3) Teach your dog to refrain from chewing the leash while walking
Some pups have a habit of chewing on the leash when they’re walking. You can teach your pup to stop this behavior, which can be taught as early as 8 weeks old.
For this, Lehew recommends teaching your pup to “drop it.”
1) Get a rope toy and drag it across the floor while saying “get it.” Your puppy will chase it and hold it in her mouth.
2) Play tug-of-war with the puppy. Tug as lightly as needed to keep your dog biting the toy, making sure you swing left and right and never up and down. After 10 seconds of play, hold the toy completely still, say “drop it” and wait until she drops it. It’s important to keep the toy still, since she’ll happily drop a boring toy.
3) Once she drops it, sway the toy back and forth while saying “get it.” Continue playing with your dog. Repeat three times.
Train this once a day for about a month.
Once your dog does “drop it” with a toy, use a rope leash to train her to drop the leash on command if you ever catch her chewing on it.
“This method teaches a dog that ‘drop it’ does not always mean stop the fun thing. This is the number one issue when teaching ‘drop it,’” Lehew said. “Pet parents teach their dogs that ‘drop it’ is a ‘stop the fun’ command. Instead, we turn it into [a] ‘continue the fun’ command.”
4) Teach your dog to walk by your side (aka heelwork)
Teaching your dog to walk next to you is also known as heelwork. It teaches your dog to focus on you during her walk and not get distracted by things outside, like cars or other dogs.
To teach her to heel, you can follow these steps:
1) When your dog’s facing you, hold a treat out in front of your dog's nose in order to get her to look at it.
2) Once she’s focused on the treat, swing your arm around to get your dog to follow it to your side.
3) Make sure your dog is standing at your side, facing forward, then click and reward.
Tips for leash walking with your dog
Once you actually start walking, here are some common problems and how to handle them, according to Semel.
If your puppy is pulling forwards: When your puppy is pulling, stop dead in your tracks and wait for her to stop as well. You can then get her back to your side with a treat and start your walk again. Always make sure to stop whenever she’s pulling forwards so that she knows it’s wrong — and give her praise when she’s walking appropriately.

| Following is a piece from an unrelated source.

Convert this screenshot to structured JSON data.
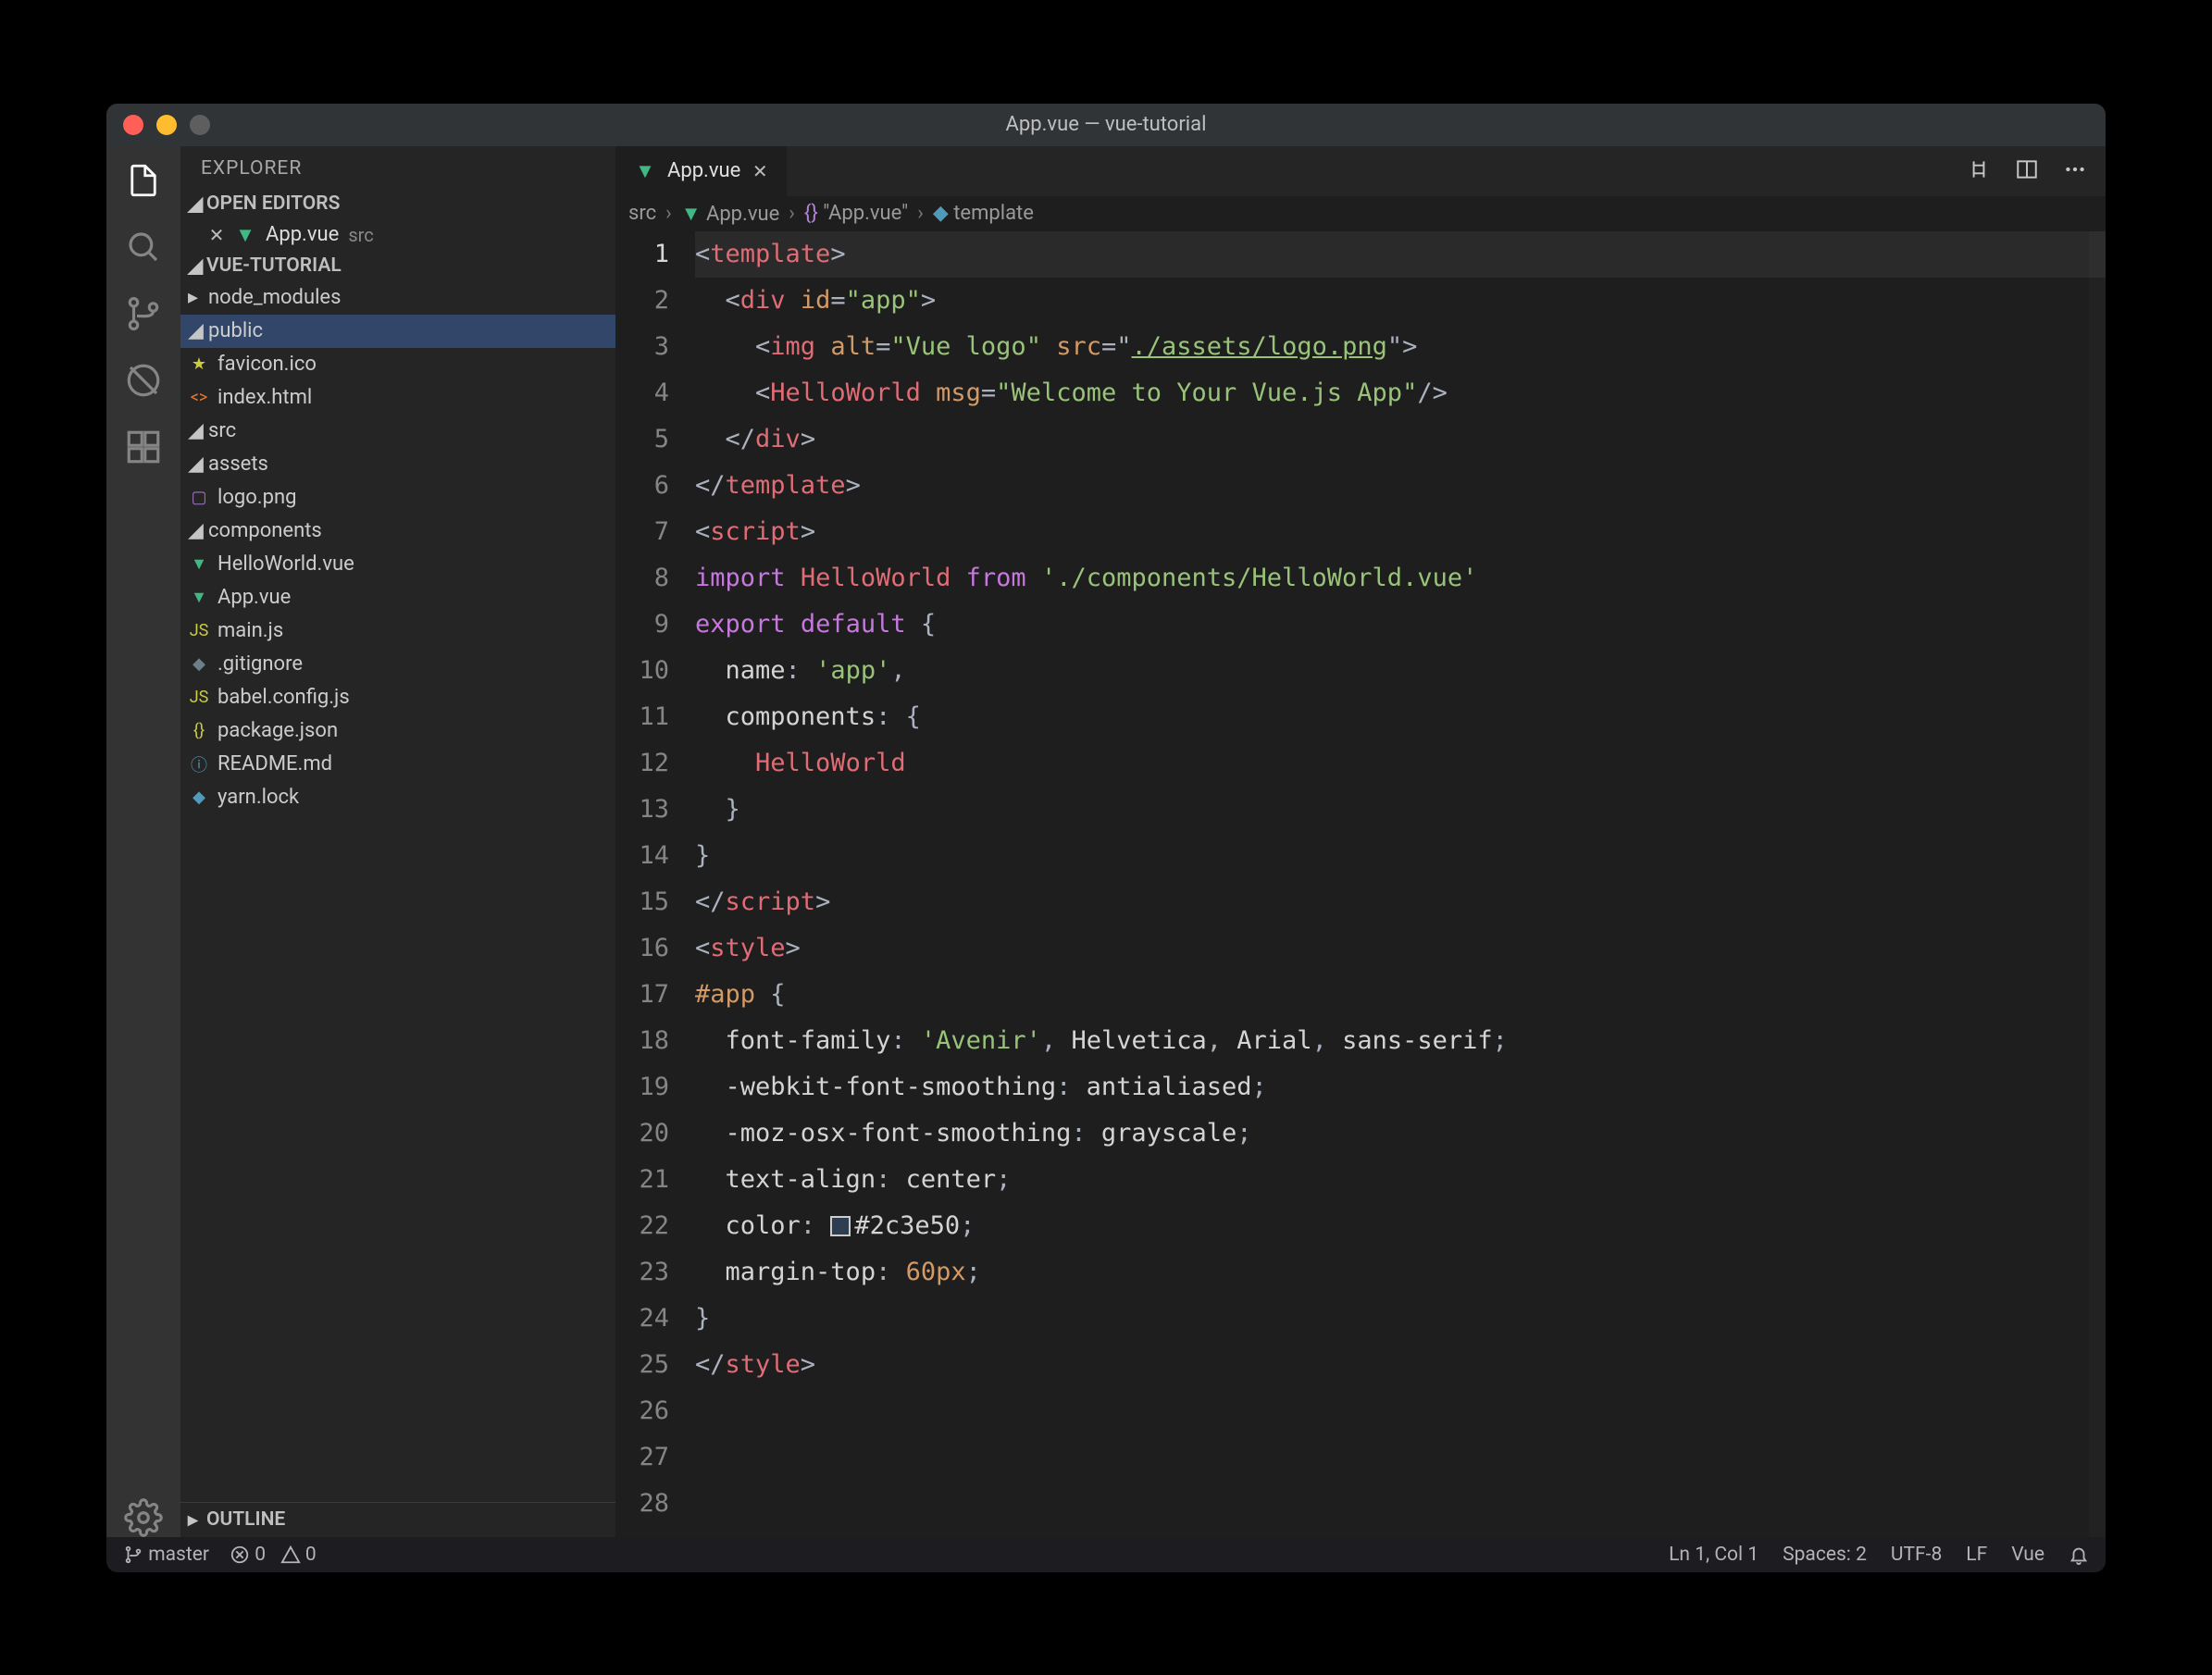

If your pup’s pulling you towards a sniff spot or another pup: Rather than letting your puppy take control of the situation, stop walking and call her name. Wait for her to focus her attention on you and then reward her. If you want her to sniff the spot or say hi to the other dog — with the other owner’s permission, of course — do so after rewarding her. If you don’t want her to do either of these things, keep her distracted by saying her name and giving her treats as you pass by.
If your puppy’s dragging: When she’s dragging behind you — how dramatic — avoid turning around or making eye contact. Instead, wait 20 to 30 seconds, and if she starts walking on her own, give her tons of praise. Keep praising or rewarding her every several steps. If she doesn’t start walking, hold out a treat and give it to her after she walks a few steps. Repeat as necessary.
If your puppy’s switching from side to side: If she’s swerving all around, pick one side yourself and stop walking if she switches over. Lure her back to the correct side with a treat and start again! Make sure to always praise her when she stays on the correct side for several steps in a row.
Walking your dog’s probably one of the best and most looked-forward-to activities you’ll do together! With these tips, your walks will always be a good time.